Contextual facts deepen the split. A 2013 report by London’s Metropolitan Police and the National Society for the Prevention of Cruelty to Children found large-scale criminality by Savile, documenting at least 214 sex crimes including 34 rapes between 1955 and 2009 and 450 people alleging abuse; hospitals tied to those crimes included Leeds General Infirmary and Broadmoor. For Leeds United, that history underpins the club’s argument that chants about Jimmy Savile are not mere insults but references to profound victimisation that should be treated as tragedy chanting or hate crime.

At the same time, the prosecutorial approach reflects a policy choice. The CPS’s 2023 measures focused on chants connected to football tragedies, and the agency’s current interpretation excludes non-football references.

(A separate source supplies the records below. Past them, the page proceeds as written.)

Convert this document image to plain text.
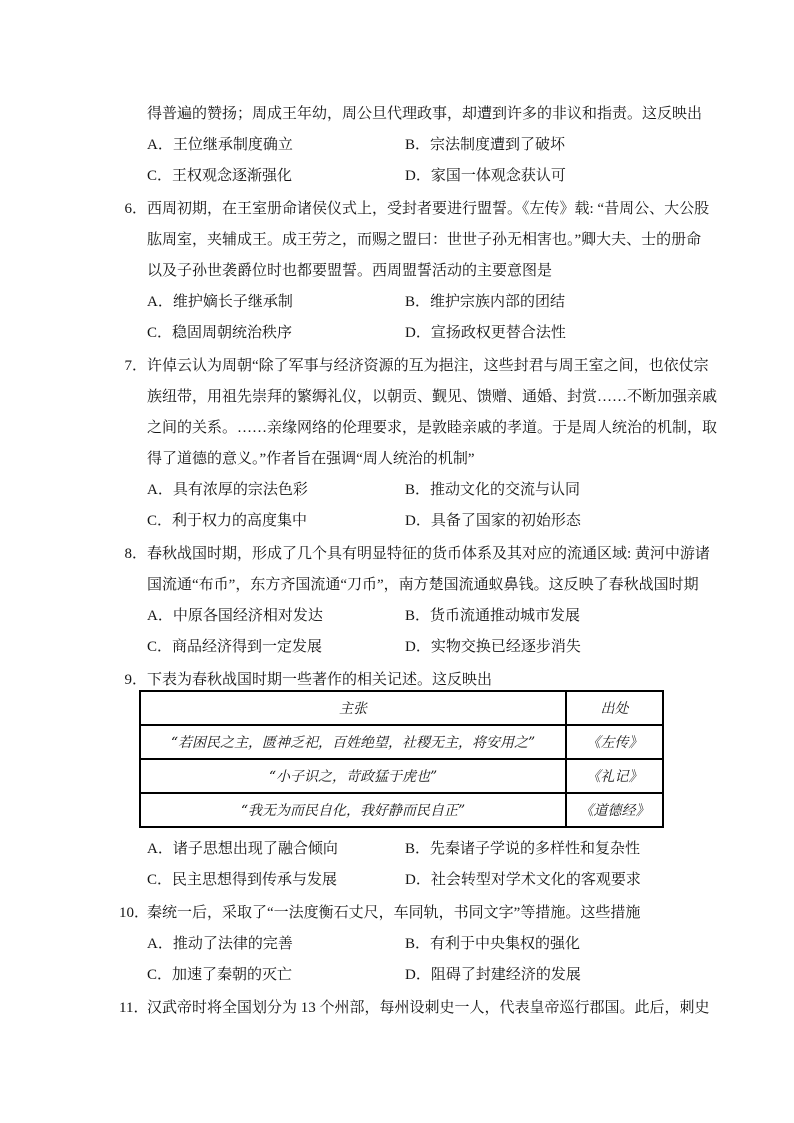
得普遍的赞扬；周成王年幼，周公旦代理政事，却遭到许多的非议和指责。这反映出
A．王位继承制度确立	B．宗法制度遭到了破坏
C．王权观念逐渐强化	D．家国一体观念获认可
6．西周初期，在王室册命诸侯仪式上，受封者要进行盟誓。《左传》载: “昔周公、大公股
肱周室，夹辅成王。成王劳之，而赐之盟曰：世世子孙无相害也。”卿大夫、士的册命
以及子孙世袭爵位时也都要盟誓。西周盟誓活动的主要意图是
A．维护嫡长子继承制	B．维护宗族内部的团结
C．稳固周朝统治秩序	D．宣扬政权更替合法性
7．许倬云认为周朝“除了军事与经济资源的互为挹注，这些封君与周王室之间，也依仗宗
族纽带，用祖先崇拜的繁缛礼仪，以朝贡、觐见、馈赠、通婚、封赏……不断加强亲戚
之间的关系。……亲缘网络的伦理要求，是敦睦亲戚的孝道。于是周人统治的机制，取
得了道德的意义。”作者旨在强调“周人统治的机制”
A．具有浓厚的宗法色彩	B．推动文化的交流与认同
C．利于权力的高度集中	D．具备了国家的初始形态
8．春秋战国时期，形成了几个具有明显特征的货币体系及其对应的流通区域: 黄河中游诸
国流通“布币”，东方齐国流通“刀币”，南方楚国流通蚁鼻钱。这反映了春秋战国时期
A．中原各国经济相对发达	B．货币流通推动城市发展
C．商品经济得到一定发展	D．实物交换已经逐步消失
9．下表为春秋战国时期一些著作的相关记述。这反映出
主张	出处
“若困民之主，匮神乏祀，百姓绝望，社稷无主，将安用之”	《左传》
“小子识之，苛政猛于虎也”	《礼记》
“我无为而民自化，我好静而民自正”	《道德经》
A．诸子思想出现了融合倾向	B．先秦诸子学说的多样性和复杂性
C．民主思想得到传承与发展	D．社会转型对学术文化的客观要求
10．秦统一后，采取了“一法度衡石丈尺，车同轨，书同文字”等措施。这些措施
A．推动了法律的完善	B．有利于中央集权的强化
C．加速了秦朝的灭亡	D．阻碍了封建经济的发展
11．汉武帝时将全国划分为 13 个州部，每州设刺史一人，代表皇帝巡行郡国。此后，刺史
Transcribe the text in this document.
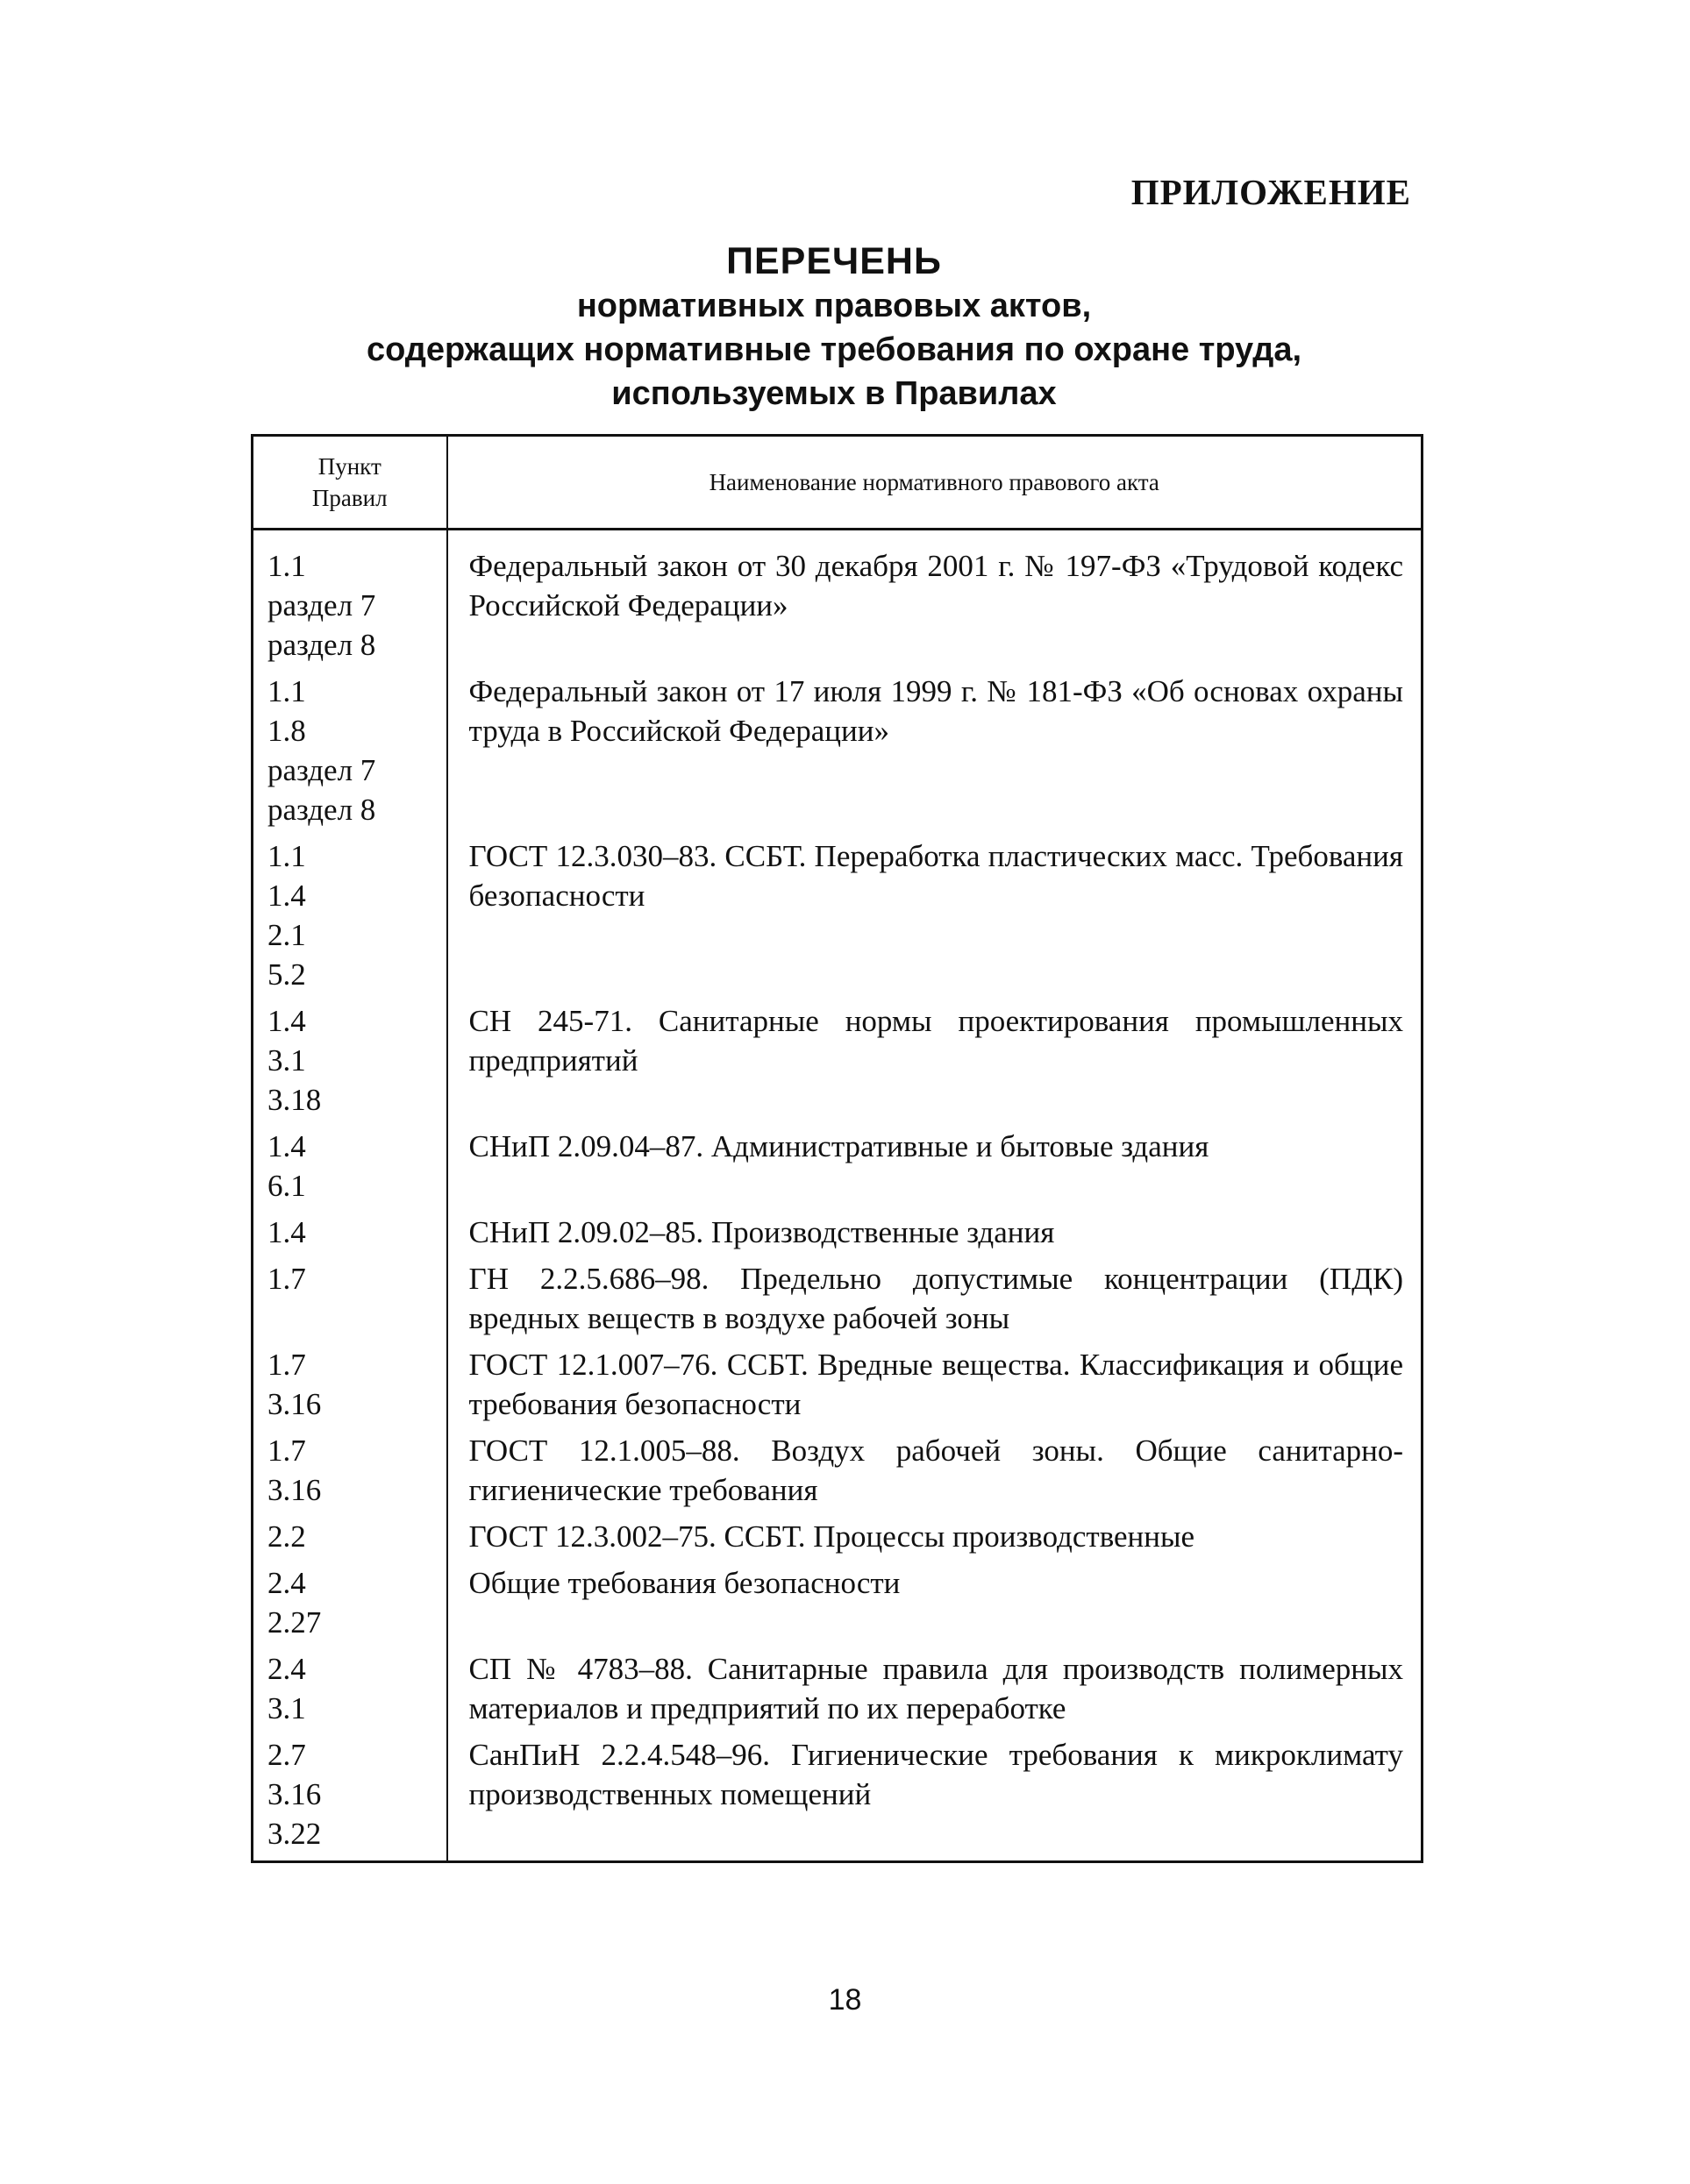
ПРИЛОЖЕНИЕ

ПЕРЕЧЕНЬ

нормативных правовых актов,

содержащих нормативные требования по охране труда,

используемых в Правилах

Пункт
Правил	Наименование нормативного правового акта

1.1
раздел 7
раздел 8	Федеральный закон от 30 декабря 2001 г. № 197-ФЗ «Трудовой кодекс Российской Федерации»

1.1
1.8
раздел 7
раздел 8	Федеральный закон от 17 июля 1999 г. № 181-ФЗ «Об основах охраны труда в Российской Федерации»

1.1
1.4
2.1
5.2	ГОСТ 12.3.030–83. ССБТ. Переработка пластических масс. Требования безопасности

1.4
3.1
3.18	СН 245-71. Санитарные нормы проектирования промышленных предприятий

1.4
6.1	СНиП 2.09.04–87. Административные и бытовые здания

1.4	СНиП 2.09.02–85. Производственные здания

1.7	ГН 2.2.5.686–98. Предельно допустимые концентрации (ПДК) вредных веществ в воздухе рабочей зоны

1.7
3.16	ГОСТ 12.1.007–76. ССБТ. Вредные вещества. Классификация и общие требования безопасности

1.7
3.16	ГОСТ 12.1.005–88. Воздух рабочей зоны. Общие санитарно-гигиенические требования

2.2	ГОСТ 12.3.002–75. ССБТ. Процессы производственные

2.4
2.27	Общие требования безопасности

2.4
3.1	СП № 4783–88. Санитарные правила для производств полимерных материалов и предприятий по их переработке

2.7
3.16
3.22	СанПиН 2.2.4.548–96. Гигиенические требования к микроклимату производственных помещений

18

That interpretation explains why, despite public debate and media coverage, Savile chants have not produced the same legal consequences as chants about stadium disasters.

Finding: This comparison establishes that Leeds United’s campaign exposes a clear legal gap: the CPS framework strengthened in 2023 addresses football-related tragedy chanting but does not encompass chants about Jimmy Savile, leaving enforcement unlikely unless the CPS revises its definition. The test of that finding will be the Crown Prosecution Service’s response to Leeds United’s request. If the CPS maintains its current scope, the comparison suggests prosecutions and banning orders for Jimmy Savile chants will remain rare; if the CPS broadens the definition, enforcement is likely to increase and the club’s aims would be met.